23rd March 2005, Comments 0 comments

PARIS, March 23 (AFP) - Any visitor to France who thinks the country's drivers are pushy, rude and prone to parking wherever their cars might conceivably fit on Wednesday had confirmation from an unlikely source - the drivers themselves.

PARIS, March 23 (AFP) - Any visitor to France who thinks the country's drivers are pushy, rude and prone to parking wherever their cars might conceivably fit on Wednesday had confirmation from an unlikely source - the drivers themselves.

According to a survey carried out by AGF, an insurance company, and APFC, an association for preventing road-rage, six out of 10 French drivers believe their fellow motorists are impolite and aggressive behind the wheel.
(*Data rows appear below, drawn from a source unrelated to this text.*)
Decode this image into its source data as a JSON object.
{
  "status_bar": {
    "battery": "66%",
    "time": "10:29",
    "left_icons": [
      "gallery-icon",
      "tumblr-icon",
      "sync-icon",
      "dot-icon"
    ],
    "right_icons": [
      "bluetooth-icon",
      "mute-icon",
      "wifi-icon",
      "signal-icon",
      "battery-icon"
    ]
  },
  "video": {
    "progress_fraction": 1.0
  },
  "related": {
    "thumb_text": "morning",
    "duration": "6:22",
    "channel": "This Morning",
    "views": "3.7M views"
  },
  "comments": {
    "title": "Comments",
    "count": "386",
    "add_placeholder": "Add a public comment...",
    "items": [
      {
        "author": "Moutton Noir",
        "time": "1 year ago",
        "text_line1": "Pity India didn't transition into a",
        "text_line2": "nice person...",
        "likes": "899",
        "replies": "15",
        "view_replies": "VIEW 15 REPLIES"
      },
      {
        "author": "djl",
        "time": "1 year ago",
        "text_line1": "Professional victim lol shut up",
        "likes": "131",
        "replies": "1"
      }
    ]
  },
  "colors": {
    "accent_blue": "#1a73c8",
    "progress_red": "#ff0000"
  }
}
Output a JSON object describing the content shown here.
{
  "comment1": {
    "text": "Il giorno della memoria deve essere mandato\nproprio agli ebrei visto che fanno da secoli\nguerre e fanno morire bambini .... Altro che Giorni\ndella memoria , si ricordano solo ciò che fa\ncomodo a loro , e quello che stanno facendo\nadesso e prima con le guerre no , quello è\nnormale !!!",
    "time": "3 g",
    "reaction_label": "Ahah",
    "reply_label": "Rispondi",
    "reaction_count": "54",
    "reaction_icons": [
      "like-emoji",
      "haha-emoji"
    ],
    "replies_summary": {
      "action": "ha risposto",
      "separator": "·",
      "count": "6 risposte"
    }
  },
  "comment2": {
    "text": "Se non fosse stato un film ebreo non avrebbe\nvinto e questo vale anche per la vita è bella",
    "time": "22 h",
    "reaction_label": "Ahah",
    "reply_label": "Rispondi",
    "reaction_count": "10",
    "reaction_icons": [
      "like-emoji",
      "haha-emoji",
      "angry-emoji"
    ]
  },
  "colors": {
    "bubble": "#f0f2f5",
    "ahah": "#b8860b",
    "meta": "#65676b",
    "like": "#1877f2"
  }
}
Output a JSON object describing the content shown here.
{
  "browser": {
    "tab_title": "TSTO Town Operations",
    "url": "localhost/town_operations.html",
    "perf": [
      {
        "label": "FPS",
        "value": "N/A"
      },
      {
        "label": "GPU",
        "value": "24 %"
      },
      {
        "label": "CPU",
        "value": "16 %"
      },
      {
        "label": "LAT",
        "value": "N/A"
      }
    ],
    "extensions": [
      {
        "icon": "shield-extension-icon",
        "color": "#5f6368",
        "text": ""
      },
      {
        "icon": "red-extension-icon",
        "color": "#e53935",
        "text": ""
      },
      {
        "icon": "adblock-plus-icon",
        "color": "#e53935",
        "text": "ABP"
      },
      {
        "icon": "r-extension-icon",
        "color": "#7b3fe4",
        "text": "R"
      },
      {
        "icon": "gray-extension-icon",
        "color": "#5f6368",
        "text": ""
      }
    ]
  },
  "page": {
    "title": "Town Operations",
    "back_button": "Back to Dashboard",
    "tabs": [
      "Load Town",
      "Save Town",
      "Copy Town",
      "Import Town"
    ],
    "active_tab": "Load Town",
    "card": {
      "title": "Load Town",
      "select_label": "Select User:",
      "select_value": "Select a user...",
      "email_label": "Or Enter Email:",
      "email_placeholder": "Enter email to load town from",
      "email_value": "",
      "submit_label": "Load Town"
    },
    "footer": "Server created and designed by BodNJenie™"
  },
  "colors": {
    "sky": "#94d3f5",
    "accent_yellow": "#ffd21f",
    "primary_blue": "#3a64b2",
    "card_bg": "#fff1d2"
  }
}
"Civic behaviour, politeness, respect, patience and commonsense are concepts which seem to totally escape the French when they are behind the wheel," APFC said.

The list of galling Gallic transgressions on the road remains long - and dangerous.

Half the respondents felt drivers did not respect pedestrians.

The pollsters pointed out that the pedestrians themselves had a much lower regard for motorists with 87 percent saying that they often or sometimes had difficulty crossing a road. Much of that could be attributed to the peculiar French blindness of crosswalks and a fondness for speeding, even between traffic lights.

More than one driver in three admitted that he or she "regularly parked on the sidewalk".

And one in five of all the respondents - and one in three of the respondents aged 18-24 - also confessed to using a mobile telephone while driving.

APFC, which held the survey before a national Day of Politeness Behind the Steering Wheel to be held Thursday, said the French behaviour contrasted with that in Britain, where motorists were seen to be calm, orderly and considerate.